“Why are these banned?” It was my second week at a new library, and a teen patron was perusing a Banned Books Week display I had hastily put together. A sign read “Banned Books Week 2019” and featured this year’s graphic of a lightbulb from the ALA. There were no handouts or infographics in the display to answer his question. It was a reminder to me that Banned Books Week not only invites people to learn about why books become challenged or banned, but it also allows people to learn that books are challenged and banned in the United States. Founded in 1982, Banned Books Week reaches an estimated 2.8 billion people via mainstream media coverage and inspires countless displays and events across the country. My colleagues on the Advocacy and Legislation Committee shared with me how their libraries celebrated the week: they hosted community read-outs, blogged about Banned Books Week, and crafted Instagram-worthy book displays. Posts on the ALSC Blog and the Intellectual Freedom Blog also share ideas and information for Banned Books Week programs.

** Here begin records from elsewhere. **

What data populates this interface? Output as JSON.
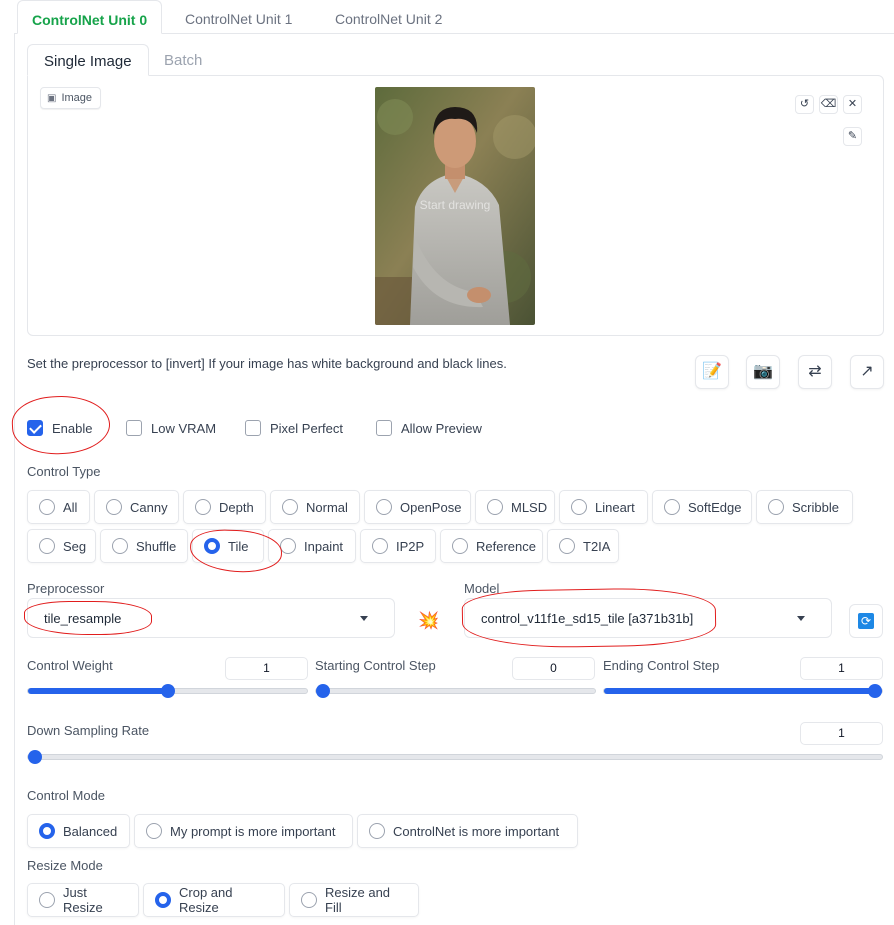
{
  "unit_tabs": [
    "ControlNet Unit 0",
    "ControlNet Unit 1",
    "ControlNet Unit 2"
  ],
  "image_tabs": [
    "Single Image",
    "Batch"
  ],
  "image_panel": {
    "label": "Image",
    "canvas_text": "Start drawing"
  },
  "hint": "Set the preprocessor to [invert] If your image has white background and black lines.",
  "options": {
    "enable": {
      "label": "Enable",
      "checked": true
    },
    "low_vram": {
      "label": "Low VRAM",
      "checked": false
    },
    "pixel_perfect": {
      "label": "Pixel Perfect",
      "checked": false
    },
    "allow_preview": {
      "label": "Allow Preview",
      "checked": false
    }
  },
  "control_type": {
    "label": "Control Type",
    "items": [
      "All",
      "Canny",
      "Depth",
      "Normal",
      "OpenPose",
      "MLSD",
      "Lineart",
      "SoftEdge",
      "Scribble",
      "Seg",
      "Shuffle",
      "Tile",
      "Inpaint",
      "IP2P",
      "Reference",
      "T2IA"
    ],
    "selected": "Tile"
  },
  "preprocessor": {
    "label": "Preprocessor",
    "value": "tile_resample"
  },
  "model": {
    "label": "Model",
    "value": "control_v11f1e_sd15_tile [a371b31b]"
  },
  "sliders": {
    "control_weight": {
      "label": "Control Weight",
      "value": "1",
      "fraction": 0.5
    },
    "starting_step": {
      "label": "Starting Control Step",
      "value": "0",
      "fraction": 0.0
    },
    "ending_step": {
      "label": "Ending Control Step",
      "value": "1",
      "fraction": 1.0
    },
    "down_sampling": {
      "label": "Down Sampling Rate",
      "value": "1",
      "fraction": 0.0
    }
  },
  "control_mode": {
    "label": "Control Mode",
    "items": [
      "Balanced",
      "My prompt is more important",
      "ControlNet is more important"
    ],
    "selected": "Balanced"
  },
  "resize_mode": {
    "label": "Resize Mode",
    "items": [
      "Just Resize",
      "Crop and Resize",
      "Resize and Fill"
    ],
    "selected": "Crop and Resize"
  },
  "colors": {
    "accent": "#2563eb",
    "active_tab": "#16a34a",
    "annotation": "#e11d1d"
  },
  "icons": [
    "image-icon",
    "undo-icon",
    "eraser-icon",
    "close-icon",
    "brush-icon",
    "notepad-icon",
    "camera-icon",
    "swap-icon",
    "send-icon",
    "explosion-icon",
    "refresh-icon"
  ]
}
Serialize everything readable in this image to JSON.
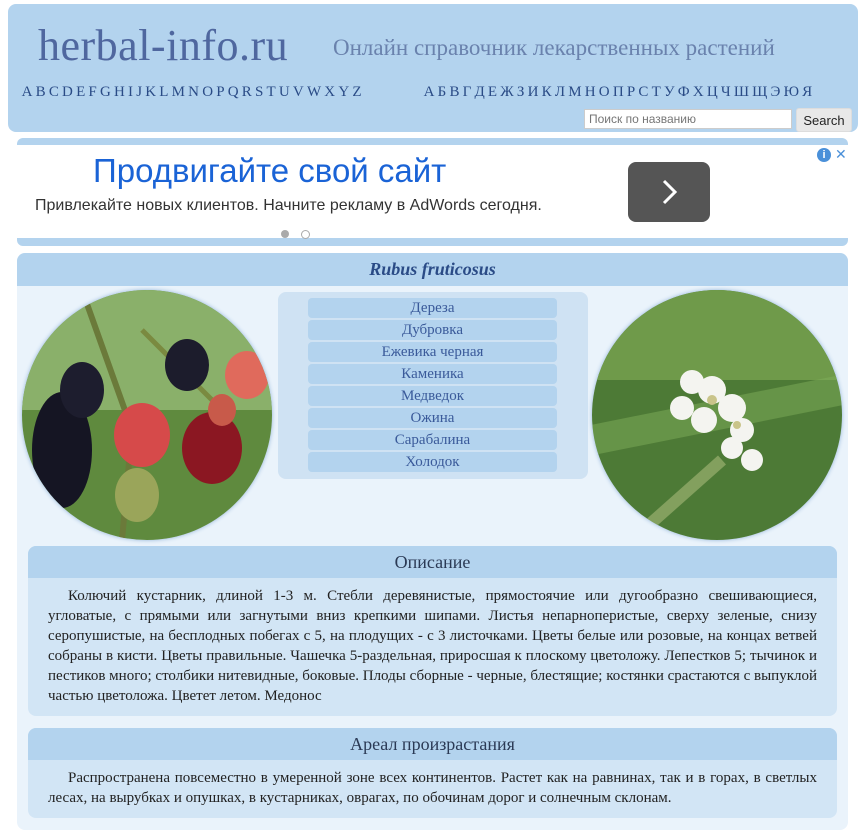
{
  "header": {
    "site_title": "herbal-info.ru",
    "subtitle": "Онлайн справочник лекарственных растений",
    "latin_letters": [
      "A",
      "B",
      "C",
      "D",
      "E",
      "F",
      "G",
      "H",
      "I",
      "J",
      "K",
      "L",
      "M",
      "N",
      "O",
      "P",
      "Q",
      "R",
      "S",
      "T",
      "U",
      "V",
      "W",
      "X",
      "Y",
      "Z"
    ],
    "cyrillic_letters": [
      "А",
      "Б",
      "В",
      "Г",
      "Д",
      "Е",
      "Ж",
      "З",
      "И",
      "К",
      "Л",
      "М",
      "Н",
      "О",
      "П",
      "Р",
      "С",
      "Т",
      "У",
      "Ф",
      "Х",
      "Ц",
      "Ч",
      "Ш",
      "Щ",
      "Э",
      "Ю",
      "Я"
    ],
    "search": {
      "placeholder": "Поиск по названию",
      "button_label": "Search"
    }
  },
  "ad": {
    "headline": "Продвигайте свой сайт",
    "text": "Привлекайте новых клиентов. Начните рекламу в AdWords сегодня.",
    "info_icon": "info-icon",
    "close_icon": "close-icon",
    "arrow_icon": "chevron-right-icon"
  },
  "plant": {
    "latin_name": "Rubus fruticosus",
    "common_names": [
      "Дереза",
      "Дубровка",
      "Ежевика черная",
      "Каменика",
      "Медведок",
      "Ожина",
      "Сарабалина",
      "Холодок"
    ],
    "description_title": "Описание",
    "description": "Колючий кустарник, длиной 1-3 м. Стебли деревянистые, прямостоячие или дугообразно свешивающиеся, угловатые, с прямыми или загнутыми вниз крепкими шипами. Листья непарноперистые, сверху зеленые, снизу серопушистые, на бесплодных побегах с 5, на плодущих - с 3 листочками. Цветы белые или розовые, на концах ветвей собраны в кисти. Цветы правильные. Чашечка 5-раздельная, приросшая к плоскому цветоложу. Лепестков 5; тычинок и пестиков много; столбики нитевидные, боковые. Плоды сборные - черные, блестящие; костянки срастаются с выпуклой частью цветоложа. Цветет летом. Медонос",
    "range_title": "Ареал произрастания",
    "range": "Распространена повсеместно в умеренной зоне всех континентов. Растет как на равнинах, так и в горах, в светлых лесах, на вырубках и опушках, в кустарниках, оврагах, по обочинам дорог и солнечным склонам."
  },
  "colors": {
    "header_bg": "#b3d3ee",
    "title_color": "#4f679f",
    "link_color": "#2a4b86",
    "ad_headline": "#1a63d6",
    "panel_bg": "#eaf3fb"
  }
}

While Banned Books Week primarily champions the freedom to read, it also implicitly advocates for libraries. The implication is that libraries are a fundamental component of a society that values open access to information and ideas. However, it seems that none of these awesome Banned Books Week celebrations explicitly emphasize the important role that libraries play in providing this access, especially to children. Providing access is a central tenet of children’s librarianship. One of ALSC’s Core Competencies is outreach and advocacy, which includes “[ensuring] that all children have full access to library materials, resources, and services as prescribed by the ALA’s Library Bill of Rights and its Interpretations.” Even so, the Top Ten Most Challenged Books list published every year by the ALA’s Office of Intellectual Freedom is mostly made up of juvenile and young adult titles. To combat the challenges, the ALA provides professional resources for individual library systems to use, including a censorship reporting form through the Office of Intellectual Freedom.
Reflect on your own recent Banned Books Week programming. You may have shared reasons why some of the books on display, or being read from at an event, were challenged, but what stories did you share about libraries that combat those challenges? It may take some digging, or you might have a story from your own library. Either way, these stories advocate for the value libraries (school and public) provide to their communities. A quick Google search led me to a story published this year by the Comic Book Legal Defense Fund about a library in Maine pushing back against complaints…of a Banned Books Week display!
It’s meta, but, as part of our advocacy, we should also share stories about how libraries advocate for access to books. Not all library responses to book challenges are successful, but it’s important to acknowledge that we don’t just put the books on the shelf… we fight for their right to be there.
Erica Ruscio is a Young Adult Librarian at the Ventress Memorial Library in Marshfield, MA and a co-chair of the ALSC Advocacy & Legislation Committee.
This post addresses the following ALSC Core Competencies: V. Outreach and Advocacy.